We have with us the ASRock Radeon RX 5600 XT Phantom Gaming D3, the company's premium, factory-overclocked RX 5600 XT offering. This is a card of many firsts. It has a PCB that is designed specifically for the RX 5600 XT (most other cards reuse RX 5700-series boards). It pairs this tiny PCB with a large triple-slot, triple-fan cooling solution that offers idle fan stop and is designed for low noise as it can handle the heat output of the RX 5600 XT with ease.
AMD designed the Radeon RX 5600 XT to dominate the sub-$300 market segment by offering the highest performance in this class at a starting price of $279. The competition between AMD and NVIDIA is more balanced here because NVIDIA's GTX 16-series lacks ray-tracing hardware, leaving it to compete with AMD on its terms. Before launch, AMD showed off graphs of the RX 5600 XT significantly outperforming the GTX 1660 Ti, forcing NVIDIA to coax its partners into designing cost-effective versions of its GeForce RTX 2060 at $299. In a last-minute response to this move, AMD revised the specifications of the RX 5600 XT, giving partners the freedom to deploy 10%–15% higher GPU clocks and faster 14 Gbps memory compared to its stock 12 Gbps. Soon after launch, ASRock released an easy 1-click BIOS updater for their Phantom Gaming D3 that enabled these new specifications. We used these specifications in all our testing of the card. ASRock provides full warranty for the higher memory clocks.

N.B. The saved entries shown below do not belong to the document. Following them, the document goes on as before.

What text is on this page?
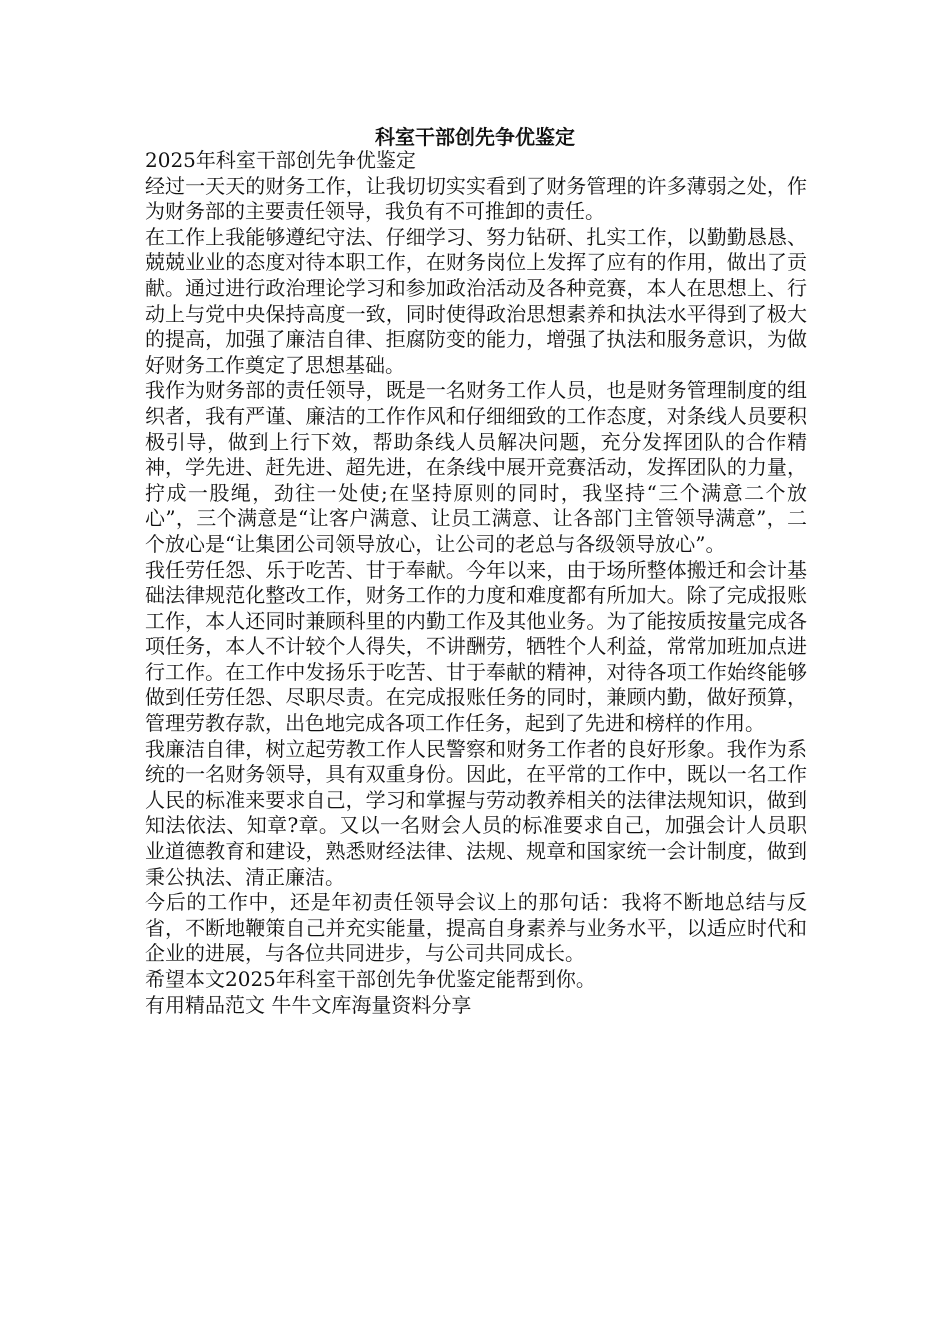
科室干部创先争优鉴定

2025年科室干部创先争优鉴定

经过一天天的财务工作，让我切切实实看到了财务管理的许多薄弱之处，作为财务部的主要责任领导，我负有不可推卸的责任。

在工作上我能够遵纪守法、仔细学习、努力钻研、扎实工作，以勤勤恳恳、兢兢业业的态度对待本职工作，在财务岗位上发挥了应有的作用，做出了贡献。通过进行政治理论学习和参加政治活动及各种竞赛，本人在思想上、行动上与党中央保持高度一致，同时使得政治思想素养和执法水平得到了极大的提高，加强了廉洁自律、拒腐防变的能力，增强了执法和服务意识，为做好财务工作奠定了思想基础。

我作为财务部的责任领导，既是一名财务工作人员，也是财务管理制度的组织者，我有严谨、廉洁的工作作风和仔细细致的工作态度，对条线人员要积极引导，做到上行下效，帮助条线人员解决问题，充分发挥团队的合作精神，学先进、赶先进、超先进，在条线中展开竞赛活动，发挥团队的力量，拧成一股绳，劲往一处使;在坚持原则的同时，我坚持“三个满意二个放心”，三个满意是“让客户满意、让员工满意、让各部门主管领导满意”，二个放心是“让集团公司领导放心，让公司的老总与各级领导放心”。

我任劳任怨、乐于吃苦、甘于奉献。今年以来，由于场所整体搬迁和会计基础法律规范化整改工作，财务工作的力度和难度都有所加大。除了完成报账工作，本人还同时兼顾科里的内勤工作及其他业务。为了能按质按量完成各项任务，本人不计较个人得失，不讲酬劳，牺牲个人利益，常常加班加点进行工作。在工作中发扬乐于吃苦、甘于奉献的精神，对待各项工作始终能够做到任劳任怨、尽职尽责。在完成报账任务的同时，兼顾内勤，做好预算，管理劳教存款，出色地完成各项工作任务，起到了先进和榜样的作用。

我廉洁自律，树立起劳教工作人民警察和财务工作者的良好形象。我作为系统的一名财务领导，具有双重身份。因此，在平常的工作中，既以一名工作人民的标准来要求自己，学习和掌握与劳动教养相关的法律法规知识，做到知法依法、知章?章。又以一名财会人员的标准要求自己，加强会计人员职业道德教育和建设，熟悉财经法律、法规、规章和国家统一会计制度，做到秉公执法、清正廉洁。

今后的工作中，还是年初责任领导会议上的那句话：我将不断地总结与反省，不断地鞭策自己并充实能量，提高自身素养与业务水平，以适应时代和企业的进展，与各位共同进步，与公司共同成长。

希望本文2025年科室干部创先争优鉴定能帮到你。

有用精品范文 牛牛文库海量资料分享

Under the hood, the RX 5600 XT uses the 7 nm "Navi 10" silicon with mostly the same core configuration as the RX 5700, but with a quarter less of its memory size and bandwidth. This 6 GB 192-bit GDDR6 setup gives the card about 288 GB/s of bandwidth at 12 Gbps. AMD's performance target for the RX 5600 XT hence is 1080p gaming at high frame rates (90 FPS or more), while retaining the ability to play today's games at 1440p with fairly high details at around 60 FPS.

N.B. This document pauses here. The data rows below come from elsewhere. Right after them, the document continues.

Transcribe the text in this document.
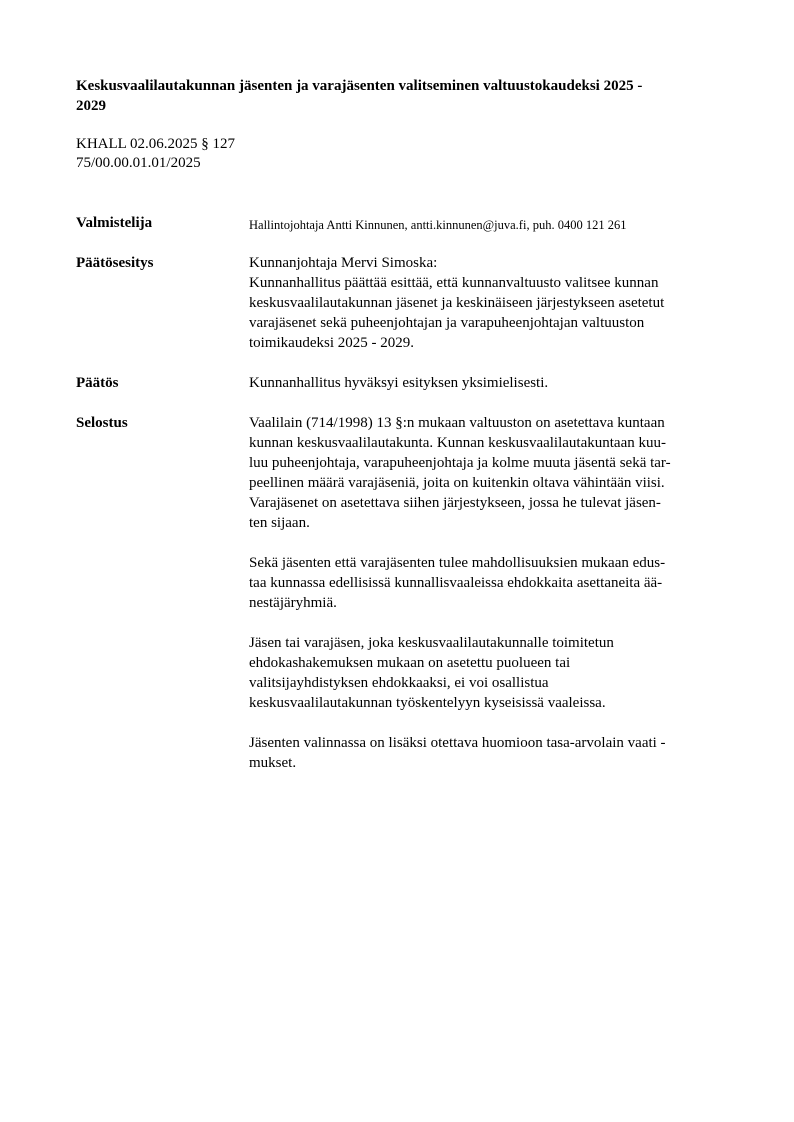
Keskusvaalilautakunnan jäsenten ja varajäsenten valitseminen valtuustokaudeksi 2025 -
2029
KHALL 02.06.2025 § 127
75/00.00.01.01/2025
Valmistelija	Hallintojohtaja Antti Kinnunen, antti.kinnunen@juva.fi, puh. 0400 121 261
Päätösesitys	Kunnanjohtaja Mervi Simoska:
Kunnanhallitus päättää esittää, että kunnanvaltuusto valitsee kunnan
keskusvaalilautakunnan jäsenet ja keskinäiseen järjestykseen asetetut
varajäsenet sekä puheenjohtajan ja varapuheenjohtajan valtuuston
toimikaudeksi 2025 - 2029.
Päätös	Kunnanhallitus hyväksyi esityksen yksimielisesti.
Selostus	Vaalilain (714/1998) 13 §:n mukaan valtuuston on asetettava kuntaan
kunnan keskusvaalilautakunta. Kunnan keskusvaalilautakuntaan kuu-
luu puheenjohtaja, varapuheenjohtaja ja kolme muuta jäsentä sekä tar-
peellinen määrä varajäseniä, joita on kuitenkin oltava vähintään viisi.
Varajäsenet on asetettava siihen järjestykseen, jossa he tulevat jäsen-
ten sijaan.
Sekä jäsenten että varajäsenten tulee mahdollisuuksien mukaan edus-
taa kunnassa edellisissä kunnallisvaaleissa ehdokkaita asettaneita ää-
nestäjäryhmiä.
Jäsen tai varajäsen, joka keskusvaalilautakunnalle toimitetun
ehdokashakemuksen mukaan on asetettu puolueen tai
valitsijayhdistyksen ehdokkaaksi, ei voi osallistua
keskusvaalilautakunnan työskentelyyn kyseisissä vaaleissa.
Jäsenten valinnassa on lisäksi otettava huomioon tasa-arvolain vaati -
mukset.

ASRock chose to give this card a single 8-pin PCIe power input configuration and 14 Gbps memory after the post-launch BIOS update. The new BIOS runs the GPU at up to 1750 MHz boost, around 1670 MHz game clocks, and 14 Gbps for the memory. The cooling solution for this card is designed for cards of a higher segment, with its chunky triple-slot aluminium fin-stack heatsink and three fans, which will definitely help with noise and temperatures. ASRock is pricing the RX 5600 XT Phantom Gaming D3 at $290, a small $10 premium over AMD's $280 baseline.